Developing countries in the East Asia Pacific region will see stable economic growth in 2014, bolstered by a recovery in high-income economies and the market’s modest response so far to the Federal Reserve’s tapering of its quantitative easing, according to the East Asia Pacific Economic Update [pdf] released Monday in Singapore by the World Bank.
Developing East Asia will grow by 7.1% this year, largely unchanged from 2013, the report says. As a result, the World Bank says East Asia remains the fastest growing region in the world, despite a slowdown from the average growth rate of 8.0% from 2009 to 2013. In China, growth will ease slightly, to 7.6% this year from 7.7% in 2013. Excluding China, the developing countries in the region will grow by 5.0%, slightly down from 5.2% last year.
“East Asia Pacific has served as the world’s main growth engine since the global financial crisis," said Axel van Trotsenburg, World Bank East Asia and Pacific regional vice President. “Stronger global growth this year will help the region expand at a relatively steady pace while adjusting to tighter global financial conditions.”
Larger Southeast Asian economies, such as Indonesia and Thailand, will face tougher global financial conditions and higher levels of household debt. Malaysia’s growth will accelerate modestly, to 4.9% in 2014. Its exports will increase, but higher debt servicing costs and ongoing fiscal consolidation will weigh on domestic demand. In the Philippines, growth could slow to 6.6%, but accelerating reconstruction spending would offset the drag on consumption from the effects of natural disasters in 2013.

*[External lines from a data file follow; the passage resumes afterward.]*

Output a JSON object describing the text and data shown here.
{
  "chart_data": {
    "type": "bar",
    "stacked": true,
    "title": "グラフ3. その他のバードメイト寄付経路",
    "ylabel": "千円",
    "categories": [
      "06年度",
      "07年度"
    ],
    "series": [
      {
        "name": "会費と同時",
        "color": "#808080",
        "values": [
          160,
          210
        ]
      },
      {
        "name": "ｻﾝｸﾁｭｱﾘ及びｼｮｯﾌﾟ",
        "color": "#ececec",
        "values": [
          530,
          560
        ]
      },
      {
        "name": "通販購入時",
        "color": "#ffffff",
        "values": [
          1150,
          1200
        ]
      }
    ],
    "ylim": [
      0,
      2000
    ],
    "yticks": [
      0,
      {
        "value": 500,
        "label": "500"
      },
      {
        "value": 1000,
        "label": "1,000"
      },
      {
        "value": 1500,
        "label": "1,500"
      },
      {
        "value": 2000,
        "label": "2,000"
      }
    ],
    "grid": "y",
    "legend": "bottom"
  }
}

The smaller economies are expected to grow steadily, but face overheating risks that could require further monetary tightening. In Cambodia, renewed reform momentum after the elections is expected to help stabilize growth at 7.2% this year, but labor market instability could pose downside risks. Steady progress in structural reforms will help Myanmar grow at 7.8%. But with limited progress in structural reforms in banking and other sectors, the Vietnamese economy is expected to grow modestly, at 5.5% this year. Most of the Pacific Islands and Timor-Leste remain dependent on aid and remittances from advanced economies.
The World Bank says structural reforms are key to reducing vulnerabilities and enhancing the sustainability of long-term growth. China has already begun a series of reforms in finance, market access, labour mobility and fiscal policy to increase the efficiency of growth and boost domestic demand. Over time, these measures will put the economy on a more stable, inclusive and sustainable footing. Some initiatives that the government has already announced, such as tax reform and lowering barriers to private investment, may also spur growth in the short term.
Successful reforms in China could bring considerable benefits to trade partners supplying it with agricultural products, consumption goods and modern services. Conversely, spillovers from a disorderly rebalancing in China could hurt regional and global growth, especially in countries relying on natural resource exports.
The rest of the region’s developing countries could also benefit from structural reforms, such as facilitating international trade and promoting foreign direct investment, especially in the services sector. In this context, the establishment of the ASEAN Economic Community in 2015 could boost intra-regional investment and exports and provide an important source of growth, the report says.